O núcleo da tese abortista eugênica é a qualidade de vida: as malformações genéticas de qualquer natureza detectadas precocemente devem ser eliminadas para evitar que as criaturas não sejam fonte de sofrimento para si próprias e para os demais, ou seja, prevalece o racismo cromossômico dos sadios físicos e mentais no direito de nascer e viver.
Ainda que exista alguma limitação física ou mental grave, o homem não perde seu direito à vida e sua dignidade pessoal, assim como não as perdem os esclerosados e os doentes incuráveis. Eis um dos perigos da biotecnologia, algo muito discutido no campo da filosofia: a substituição da postura de prevenção dos deficientes pela recusa de aceitá-los e assisti-los quando eles existem.
Não se admira que este fator esteja presente nas recentes tentativas de abordagem, independentemente de qualquer apelo à transcendência, do futuro da natureza humana. Isso se dá, por exemplo, na visão de Habermas, para quem, a sujeição da tutela daquilo que denomina de pré-vida pessoal a fins terapêuticos produziria uma perda de sensibilidade da nossa visão de natureza humana, a ponto de que um incentivo de tal prática abriria os caminhos para a eugenia liberal.
Daí ser ingênuo crer que os pais defendem o aborto porque o feto tem uma anomalia irreversível. Na verdade, eles se valem das doenças constatadas pelos exames pré-natais para que se arroguem no direito de se livrar de uma criança malformada e, por conseqüência, não terem de enfrentar um problema futuro. Não é o medo à infelicidade alheia que impulsiona ao aborto, mas o medo à infelicidade própria. O aborto resolve o problema dos pais e não o dos filhos.
A hipótese eugênica de que as pessoas incapacitadas são verdadeiramente infelizes, socialmente inúteis e causadoras de sofrimento para terceiros não convence, na medida em que a qualidade de vida futura não é título absoluto para o ser, porque a substância (a vida) não se justifica por um de seus acidentes (a qualidade), mas tem existência em si, independentemente do qualitativo que receba. Ao acidente resta existir em outro, que lhe é distinto.
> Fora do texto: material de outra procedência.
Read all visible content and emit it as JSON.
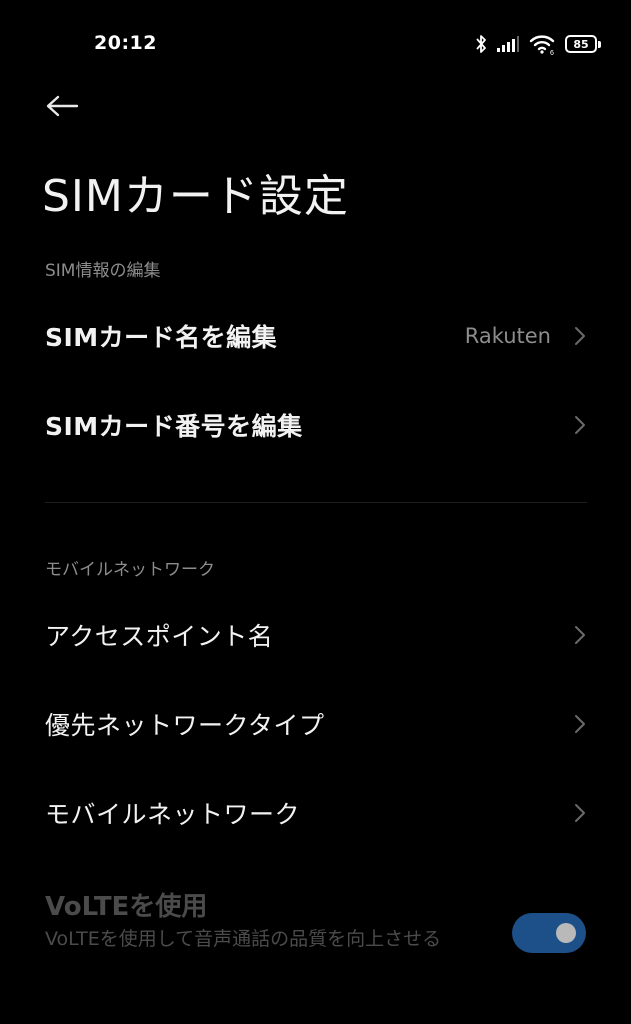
{
  "status_bar": {
    "time": "20:12",
    "battery_level": "85",
    "icons": [
      "bluetooth-icon",
      "signal-icon",
      "wifi-icon",
      "battery-icon"
    ]
  },
  "header": {
    "back_icon": "arrow-left-icon",
    "title": "SIMカード設定"
  },
  "section_sim_info": {
    "header": "SIM情報の編集",
    "items": [
      {
        "label": "SIMカード名を編集",
        "value": "Rakuten"
      },
      {
        "label": "SIMカード番号を編集",
        "value": ""
      }
    ]
  },
  "section_mobile_network": {
    "header": "モバイルネットワーク",
    "items": [
      {
        "label": "アクセスポイント名"
      },
      {
        "label": "優先ネットワークタイプ"
      },
      {
        "label": "モバイルネットワーク"
      }
    ]
  },
  "volte": {
    "title": "VoLTEを使用",
    "description": "VoLTEを使用して音声通話の品質を向上させる",
    "enabled": true
  },
  "colors": {
    "background": "#000000",
    "text_primary": "#f2f2f2",
    "text_secondary": "#8c8c8c",
    "text_disabled": "#4b4b4b",
    "toggle_on": "#1d4f88"
  }
}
Assim posta, a questão supera argumentos sentimentais, utilitários e conclusões generalizadoras tomadas a partir da apreciação emocional de casos singulares. Do contrário, coerentemente, a lógica eugênica levaria a uma conclusão paradoxal: poderia justificar-se a morte dos nascidos (pouco importa a idade) que tivessem uma má qualidade de vida.
Os homens de bem devem defender o direito de nascer, já que aqueles que o atacam só o podem fazer porque seus pais lhes asseguraram o direito à vida. Como não foram abortados, podem lutar pela aplicação, aos outros, de uma pena de morte que seus ascendentes lhes pouparam. O bem maior do ser humano é a vida.